We are called to give thanks and praise to the bounteous Giver of all gifts

      One of my favorite authors is G.K. Chesterton, a convert to Catholicism and an insightfully witty author. He wrote much on the mystery and wonder of life, concluding that our existence in this world is both mystical and magical. He spoke often of gratitude, the intuitive response to the Giver of all gifts when we realize the enormity of what we have received from the hands of God. As we celebrate Thanksgiving this week, we know, as Christians, that thankfulness is not simply limited to the fourth Thursday of November. For us, it is a way of life and the vision of understanding the world.

      When I contemplate my life - the beauty, truth and goodness that surround me every day - my heart overflows with gratitude. I thank God for the big things - the mercy and love of the Lord, the promise of salvation and forgiveness, the presence of Jesus and the Church, the gift of the Scriptures and the sacraments, the friendship of the saints.  I thank Him for my family and friends, the people who show me kindness and love beyond anything I ever deserve or even dare to ask for.  I am enormously grateful for the call to the priesthood and the extraordinary privilege of serving as the bishop of this wonderful diocese. All of it is a gift, undeserved, unearned and unexpected.
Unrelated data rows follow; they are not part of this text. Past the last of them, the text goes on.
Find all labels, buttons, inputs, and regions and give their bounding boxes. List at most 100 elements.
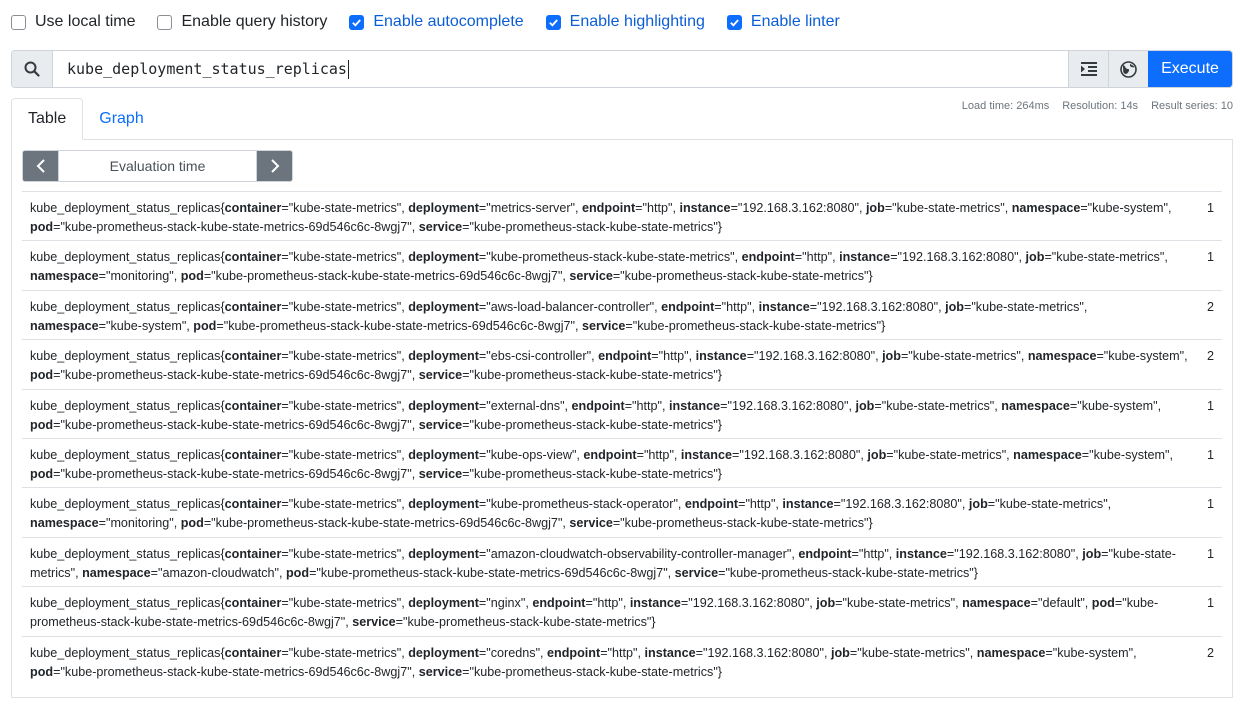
label-key: job [830, 645, 850, 660]
label-value: kube-prometheus-stack-kube-state-metrics [473, 466, 714, 481]
label-key: pod [180, 269, 204, 284]
label-key: service [352, 615, 396, 630]
label-value: kube-state-metrics [293, 201, 397, 215]
checkbox-enable-query-history[interactable] [157, 14, 173, 30]
label-key: service [569, 516, 613, 531]
label-key: deployment [408, 398, 479, 413]
query-stats: Load time: 264ms Resolution: 14s Result … [962, 100, 1233, 112]
metrics-explorer-button[interactable] [1108, 51, 1148, 87]
series-value: 1 [1206, 596, 1214, 611]
option-enable-highlighting[interactable]: Enable highlighting [545, 13, 705, 31]
tab-table[interactable]: Table [11, 98, 84, 140]
table-row: kube_deployment_status_replicas{containe… [22, 289, 1222, 339]
label-value: kube-prometheus-stack-kube-state-metrics [729, 565, 970, 580]
label-key: job [882, 349, 901, 364]
label-value: aws-load-balancer-controller [490, 299, 650, 314]
label-key: service [418, 220, 463, 234]
series-value: 2 [1206, 645, 1214, 660]
label-value: 192.168.3.162:8080 [821, 299, 934, 314]
label-key: pod [30, 220, 54, 234]
option-label: Use local time [35, 13, 136, 30]
format-expression-button[interactable] [1068, 51, 1108, 87]
prev-time-button[interactable] [23, 151, 58, 181]
label-key: endpoint [798, 546, 852, 561]
expression-input[interactable]: kube_deployment_status_replicas [53, 51, 1068, 87]
label-key: deployment [408, 201, 479, 215]
label-value: default [1042, 596, 1081, 611]
label-key: deployment [408, 546, 479, 561]
label-key: pod [193, 318, 217, 333]
label-value: 192.168.3.162:8080 [758, 349, 871, 364]
series-labels: kube_deployment_status_replicas{containe… [30, 645, 1137, 679]
label-value: nginx [490, 596, 521, 611]
checkbox-use-local-time[interactable] [11, 14, 26, 30]
label-value: kube-prometheus-stack-kube-state-metrics [624, 516, 865, 531]
text-caret [347, 59, 349, 79]
table-row: kube_deployment_status_replicas{containe… [22, 635, 1222, 685]
next-time-button[interactable] [257, 151, 292, 181]
label-key: container [224, 398, 282, 413]
label-value: kube-prometheus-stack-kube-state-metrics… [64, 664, 408, 679]
label-key: endpoint [661, 299, 715, 314]
label-key: instance [680, 447, 733, 462]
option-enable-autocomplete[interactable]: Enable autocomplete [349, 13, 524, 31]
label-key: container [224, 349, 282, 364]
label-key: job [1025, 250, 1045, 265]
label-key: instance [758, 299, 810, 314]
series-value: 1 [1206, 201, 1214, 215]
option-use-local-time[interactable]: Use local time [11, 13, 135, 31]
label-key: pod [30, 466, 54, 481]
label-key: job [1082, 546, 1102, 561]
label-value: kube-system [1081, 398, 1154, 413]
label-value: http [648, 447, 670, 462]
label-key: namespace [30, 318, 99, 333]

      I also thank the Lord for the “little” things - meals shared with friends, books to read, pilgrimages to beautiful places, exercise at the gym, a bed to sleep in and work to do, warm clothes to wear in the winter, sunsets and clouds, birds in the sky, the joy of walking down a country road on a summer’s day. It’s easy to take our life for granted, to stop seeing the wonders and miracles that surround us, to focus on what we don’t have rather than what we have been given, to view the problems and difficulties more than the blessings and the gifts, to look at what is wrong rather than what is so gloriously right.

      Gratitude saves us from self-pity, resentment, jealousy, anger, selfishness and entitlement.  Thankfulness sets us free to be generous, joyful, kind and sacrificial, because we know that everything we have is a gift, meant to be shared and passed on to others. When I can embrace the mystery, wonder and beauty that surround me, I realize that all of us act out the drama of our lives on a far bigger stage than we can dare to imagine, for we are all players in God’s big love story and that is where Jesus comes in.

      Jesus came to earth to freely share with us the bounty of the Father’s love. He fed, taught, healed and forgave thousands of people, not because they deserved or earned it, but precisely because they didn’t.  His whole life was a gift of God to the human race, the radical and profound gift of self, poured out in the Son becoming flesh. Jesus’ big miracles and the unrecorded kindnesses, His thunderous preaching and benevolent laughter, His feeding of the 5,000 and the intimate dinners with friends, the foot-washing and the Eucharist and finally His suffering and death on the cross are all divine gifts, not only for the people of that time but also for us.

      Jesus gifts us every day with a new opportunity, a fresh start to live our limited days in imitation of His gracious generosity. Each moment of our lives contains within itself the tantalizing fingerprints of God, inviting us to be joyful and grateful. One of my favorite quotes comes from Henry David Thoreau, a naturalist, author, conscientious objector (he had the courage to condemn the injustice of the Mexican-American War) and social commentator. He famously said, “I went to the woods to live deliberately, to front only the essential facts of life, and see if I could not learn what it had to teach, and not, when I came to die, discover that I had not lived.”  He also said (less famously) “I am grateful for what I am and have.  My thanksgiving is perpetual.” 

      When we have the courage to “front only the essential facts of life,” we discover the fundamental truths of the universe: God created us in sheer graciousness; love is the explanation of everything; we will only know joy when we give ourselves away; Jesus calls us to a life of service and gratitude; everything is a gift from the Father. When I contemplate the wonder of my existence, my heart overflows with gratitude to God and to all of you, the wonderful people He has placed in my life. We bring all of that thankfulness and praise to the Eucharist, a Greek word that means “thanksgiving.” As we pause this week to give thanks and praise, we glorify the bounteous Giver of all gifts, the “Divine Magician” as Chesterton put it, the One who pulled all of this beauty, truth and goodness out of the divine hat and gave it to us!